Recent studies published in the journal Cancer Science have disproved the common myth that consumption of red meat increases colorectal cancer risk.
Published by the world’s largest society publisher Wiley-Blackwell, the study also found that consumption of fish and fish products was similarly inversely related to the risk.
High intake of red meat has traditionally always been associated with increased risk of colorectal cancer, especially in Western countries. There has recently been heightened interest in examining the role n-3 polyunsaturated fatty acids (PUFA) plays in enabling colorectal cancer prevention further, as existing epidemiological findings are limited and inconsistent.
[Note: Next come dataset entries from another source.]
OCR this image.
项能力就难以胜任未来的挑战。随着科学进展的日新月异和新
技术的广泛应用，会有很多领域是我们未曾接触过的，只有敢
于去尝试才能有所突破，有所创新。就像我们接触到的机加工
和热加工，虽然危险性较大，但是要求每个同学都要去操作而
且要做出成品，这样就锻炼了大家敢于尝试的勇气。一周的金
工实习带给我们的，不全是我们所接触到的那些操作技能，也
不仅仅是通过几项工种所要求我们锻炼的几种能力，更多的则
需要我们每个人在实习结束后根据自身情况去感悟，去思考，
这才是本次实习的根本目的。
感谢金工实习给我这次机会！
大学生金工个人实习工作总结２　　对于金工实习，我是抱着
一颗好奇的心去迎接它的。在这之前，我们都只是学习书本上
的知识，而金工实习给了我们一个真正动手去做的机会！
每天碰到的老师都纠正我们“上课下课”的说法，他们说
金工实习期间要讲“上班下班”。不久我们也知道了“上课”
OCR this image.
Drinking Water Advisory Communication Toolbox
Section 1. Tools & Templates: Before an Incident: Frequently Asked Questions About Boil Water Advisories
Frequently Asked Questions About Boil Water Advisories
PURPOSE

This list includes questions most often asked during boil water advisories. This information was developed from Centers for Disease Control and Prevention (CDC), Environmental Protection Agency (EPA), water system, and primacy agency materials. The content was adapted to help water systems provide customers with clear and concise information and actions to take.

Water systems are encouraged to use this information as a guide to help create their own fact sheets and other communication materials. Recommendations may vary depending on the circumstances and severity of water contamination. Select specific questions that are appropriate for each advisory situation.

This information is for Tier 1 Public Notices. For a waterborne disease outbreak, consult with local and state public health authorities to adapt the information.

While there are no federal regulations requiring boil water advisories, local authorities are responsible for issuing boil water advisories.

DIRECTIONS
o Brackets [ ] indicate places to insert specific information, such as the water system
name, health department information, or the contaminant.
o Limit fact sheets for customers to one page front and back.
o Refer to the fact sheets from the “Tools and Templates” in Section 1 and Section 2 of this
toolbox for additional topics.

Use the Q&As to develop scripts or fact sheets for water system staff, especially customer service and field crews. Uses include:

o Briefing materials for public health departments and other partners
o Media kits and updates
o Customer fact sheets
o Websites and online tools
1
Researchers have run a large case-control study in Japan, examining associations of meat, fish and fat intake with risk of colorectal cancer, paying particular attention to the subsite within the colorectum. The Fukuoka Colorectal Cancer Study – using a newly developed personal-computer software for registering semi quantitative food frequencies – found that intake of beef/pork, processed meat, total fat, saturated fat or n-6 PUFA showed no clear association with the overall or subsite-specific risk of colorectal cancer.
Lead author, Dr. Yasumi Kimura from the Graduate School of Medical Sciences at Kyushu University said, “There was an almost significant inverse association between n-3 polyunsaturated fatty acids (PUFA) intake and incidences of colorectal cancer, particularly in the distal colon.”
“This study provides further evidence that a diet with a high intake of fish and n-3 PUFA can help reduce the risk of colorectal cancer.”
The published findings not only disproves the common hypothesis that consumption of red meat increases colorectal cancer risk, the results also suggest that a high intake of fish may in fact decrease the risk- particularly in the case of distal colon cancer.